What can be expected now:
Till, we have clarity on the direction now, again the same rule from yesterday. We need to observe if prices are getting accepted above PDH or are getting rejected. Acceptance above PDH would mean a bullish move, rejection above PDH can be one more day of sideways move and acceptance below PDL can see a down move. I am bullish on Nifty till it trades above PDL and will give up my bullish views in case prices break PDL.
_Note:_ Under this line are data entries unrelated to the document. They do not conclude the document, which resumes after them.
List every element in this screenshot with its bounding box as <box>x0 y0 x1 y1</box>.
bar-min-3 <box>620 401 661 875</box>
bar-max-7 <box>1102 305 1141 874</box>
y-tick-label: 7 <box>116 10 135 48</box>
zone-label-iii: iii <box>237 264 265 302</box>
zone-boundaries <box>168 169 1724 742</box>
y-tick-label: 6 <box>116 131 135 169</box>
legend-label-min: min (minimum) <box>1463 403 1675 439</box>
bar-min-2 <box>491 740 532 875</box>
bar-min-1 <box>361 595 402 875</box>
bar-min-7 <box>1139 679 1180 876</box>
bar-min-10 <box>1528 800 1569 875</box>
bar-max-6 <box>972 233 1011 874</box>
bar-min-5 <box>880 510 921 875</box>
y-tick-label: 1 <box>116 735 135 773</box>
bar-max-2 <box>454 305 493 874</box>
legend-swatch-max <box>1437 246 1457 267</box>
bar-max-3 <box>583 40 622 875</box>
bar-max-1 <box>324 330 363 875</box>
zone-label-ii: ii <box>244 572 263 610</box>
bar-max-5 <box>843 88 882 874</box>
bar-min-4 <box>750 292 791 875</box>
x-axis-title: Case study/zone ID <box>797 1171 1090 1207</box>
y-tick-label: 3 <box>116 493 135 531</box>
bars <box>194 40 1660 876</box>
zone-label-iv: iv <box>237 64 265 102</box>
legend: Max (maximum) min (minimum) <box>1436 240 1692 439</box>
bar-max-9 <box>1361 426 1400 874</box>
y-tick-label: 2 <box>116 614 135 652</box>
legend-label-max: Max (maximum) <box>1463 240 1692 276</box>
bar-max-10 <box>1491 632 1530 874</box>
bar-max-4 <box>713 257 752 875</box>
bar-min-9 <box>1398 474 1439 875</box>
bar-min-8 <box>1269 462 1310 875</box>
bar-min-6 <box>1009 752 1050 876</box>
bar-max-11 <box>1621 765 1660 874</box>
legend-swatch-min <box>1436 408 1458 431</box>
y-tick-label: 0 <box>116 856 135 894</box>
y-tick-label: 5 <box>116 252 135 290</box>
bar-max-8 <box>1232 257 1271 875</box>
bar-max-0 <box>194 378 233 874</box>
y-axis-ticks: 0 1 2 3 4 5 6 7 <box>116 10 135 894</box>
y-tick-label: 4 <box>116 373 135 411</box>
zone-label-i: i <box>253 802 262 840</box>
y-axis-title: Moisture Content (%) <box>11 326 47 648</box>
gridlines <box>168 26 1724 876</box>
PDH and PDL are the levels to look out for from previous day’s range. Above PDH, we can continue upside and test virgin POC at 15005 and poor high levels (15080) on upside. There can be also be sideways move in case there is a rejection above PDH and price action at PDL becomes important in that case. Acceptance below PDL can take prices further down and test the poor low at 14600 levels.
Trade plan for today:
Nifty is expected to inside previous day’s range and there is not much clarity at open. Since, i am bullish if prices trades above PDL levels, I would be looking for a rejection below PDL to opt for a long trade but then we need to be careful with our position size because of the volatility as seen in last few days. Only in case prices break PDL decisively and does not trade back inside range, i will give up my long trade views and probably look for a shorting opportunity but shorting is risky in this market.
- Short trades are risky if prices trade above PDL.
- No long trade if prices trade below PDL.
- Observe Banknifty also. Banknifty is weak and moving sideways from last three days at lower end. So, in case of any breakdown in Banknifty, it will also drag Nifty down.
Please note that this is a personal view for learning , observational and education purpose and is not a trading recommendation. Trading futures carry a risk, so you should consult a financial expert before taking any risk. Also, Nifty in above statements Indicate Nifty future for current month and not Nifty index.